Donovanosis is a chronic cause of genital ulceration, the incidence of which is decreasing significantly in developed and developing countries [3, 4, 5]. The pathologic agent is Calymmatobacterium granulomatis, a gram negative, encapsulated, facultative, obligate intracellular, pleomorphic bacillus. More than 70 percent of cases occur between the ages of 20 and 40 years [4, 5]; it most commonly afflicts patients in the 3rd decade of life . The infectivity rate among sexual partners ranges from 0.4 percent to 52 percent [5, 7, 8, 9, 10]. After an incubation period of eight days to twelve weeks (most commonly two weeks), single or multiple subcutaneous papules or nodules grow and erode to form painless, beefy ulcerations with friable, clean bases and distinct, rolled, raised margins [3, 4]. Without treatment, lesions may become confluent and may cause progressive mutilation and destruction of local tissue [3, 4, 10]. This was typically seen in our case.
Genital ulceration leads to 4.7 times higher risk of HIV transmission after sexual exposure to an HIV infected person . Coinfection with HIV is likely to persist for a longer duration and thus require more intensive and prolonged antibiotic therapy compared to HIV negative patients with donovanosis (Table 1) [11, 12]. Our patient also received two antibiotic therapies in view of the concomitant HIV positivity. A prospective case-control study of 50 Indian patients showed that the ulcer size and clinical presentation were not significantly different in HIV positive and HIV negative patients . There was greater tissue destruction and significantly longer time to healing 29 (25.7 days) versus 16.8 days  (Table 1). A summary of features of concomitant HIV with donovaniosis is enlisted (Table 1) and highlights the rarity of SCC in this setting .

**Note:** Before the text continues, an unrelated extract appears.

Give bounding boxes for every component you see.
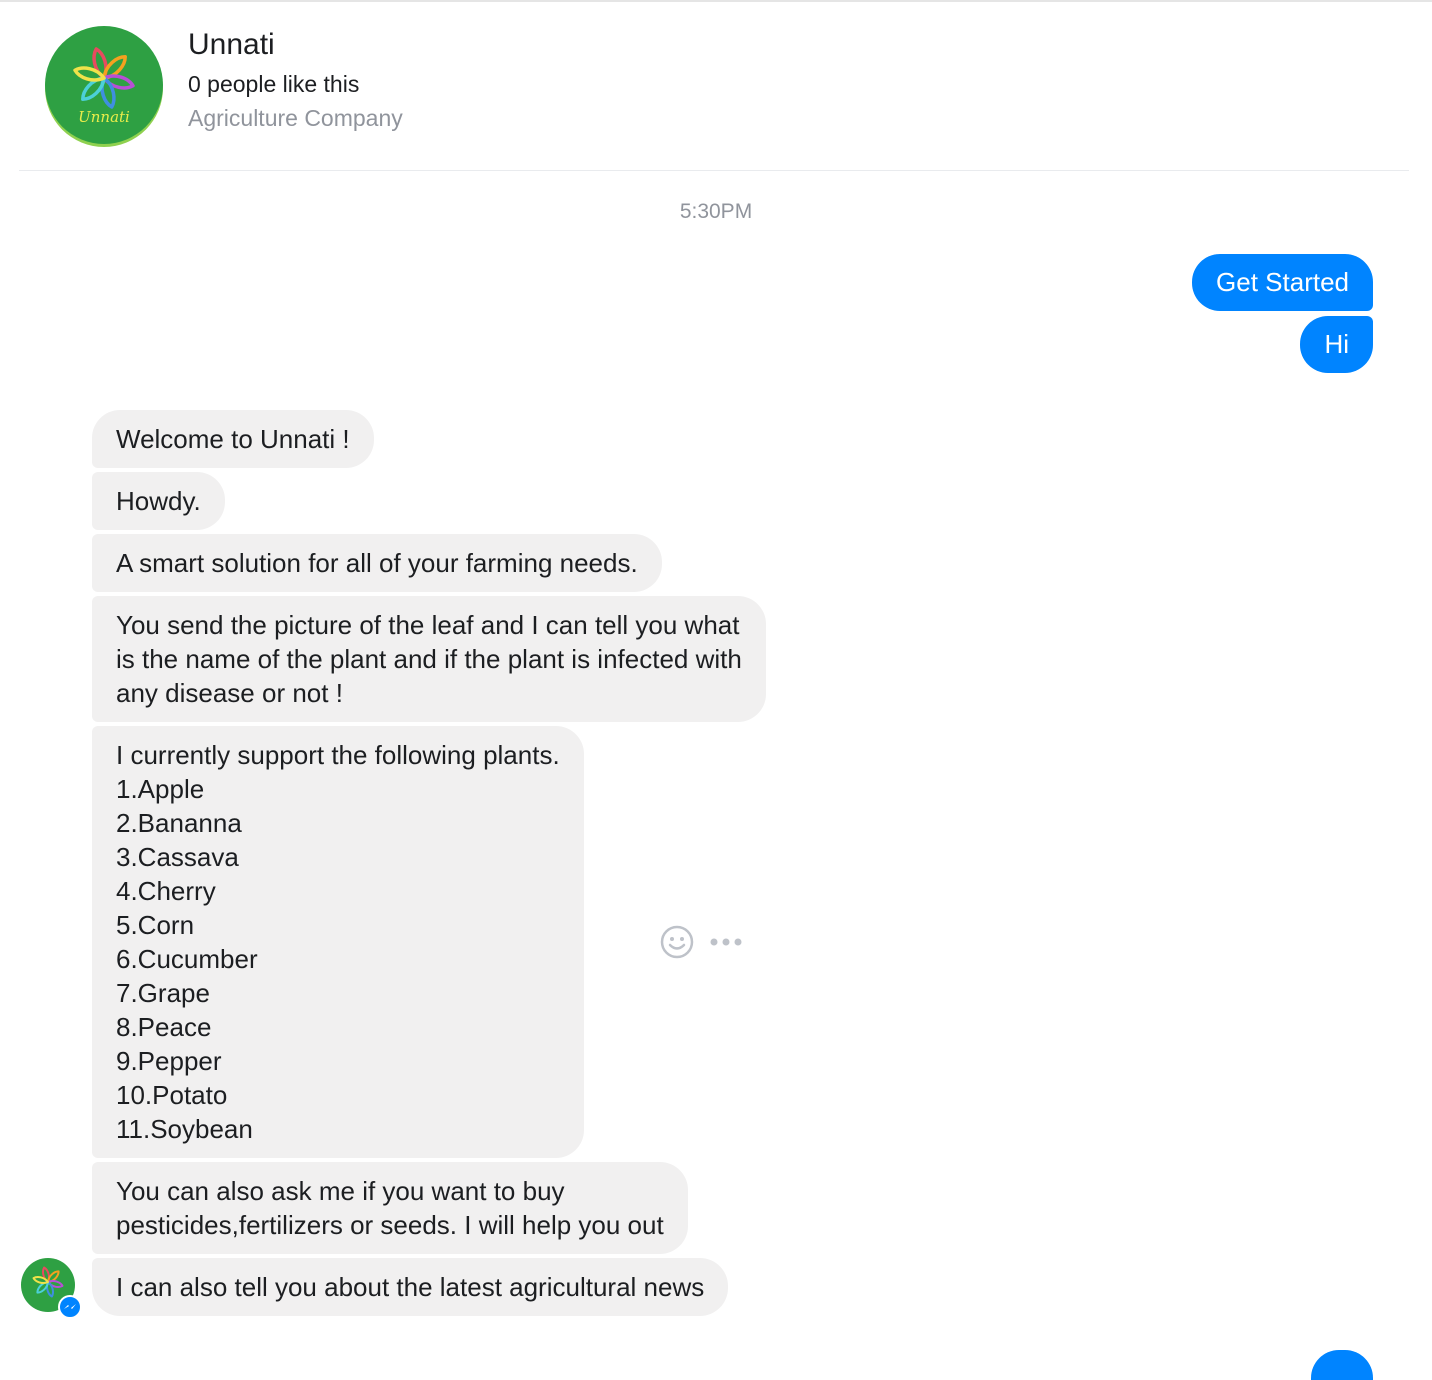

Carcinoma is the most serious complication of donovanosis but is relatively rare, 0.25 percent in Rajam and Ranjiah's series . Palpable inguinal lymphadenopathy is present in 58 percent of patients with carcinoma of the penis. Of these, 45 percent have cancer in the nodes and the remainder have inflammatory lymphadenopathy secondary to infection of the primary tumor. A recent study supporting our observation revealed that in cases of penile cancer 10/25 FNAC from the inguinal region were negative [2, 13]. This could explain the lack of histological involvement of the lymph node in our case. Unlike patients with superficially invasive (<2 cm) or well differentiated tumors, those with high grade squamous cell carcinoma, extensive (>75%) penile shaft involvement, and a flat growth pattern have an increased incidence of involvement of inguinal lymph nodes .
Fine needle aspiration cytology and two repeat biopsies from the ulcer edge confirmed the diagnosis of SCC. The abundant Donovan bodies and typical clinical morphology led to the diagnosis of donovanosis with SCC. This is the first case report of an HIV positive patient with donovanosis undergoing malignant transformation.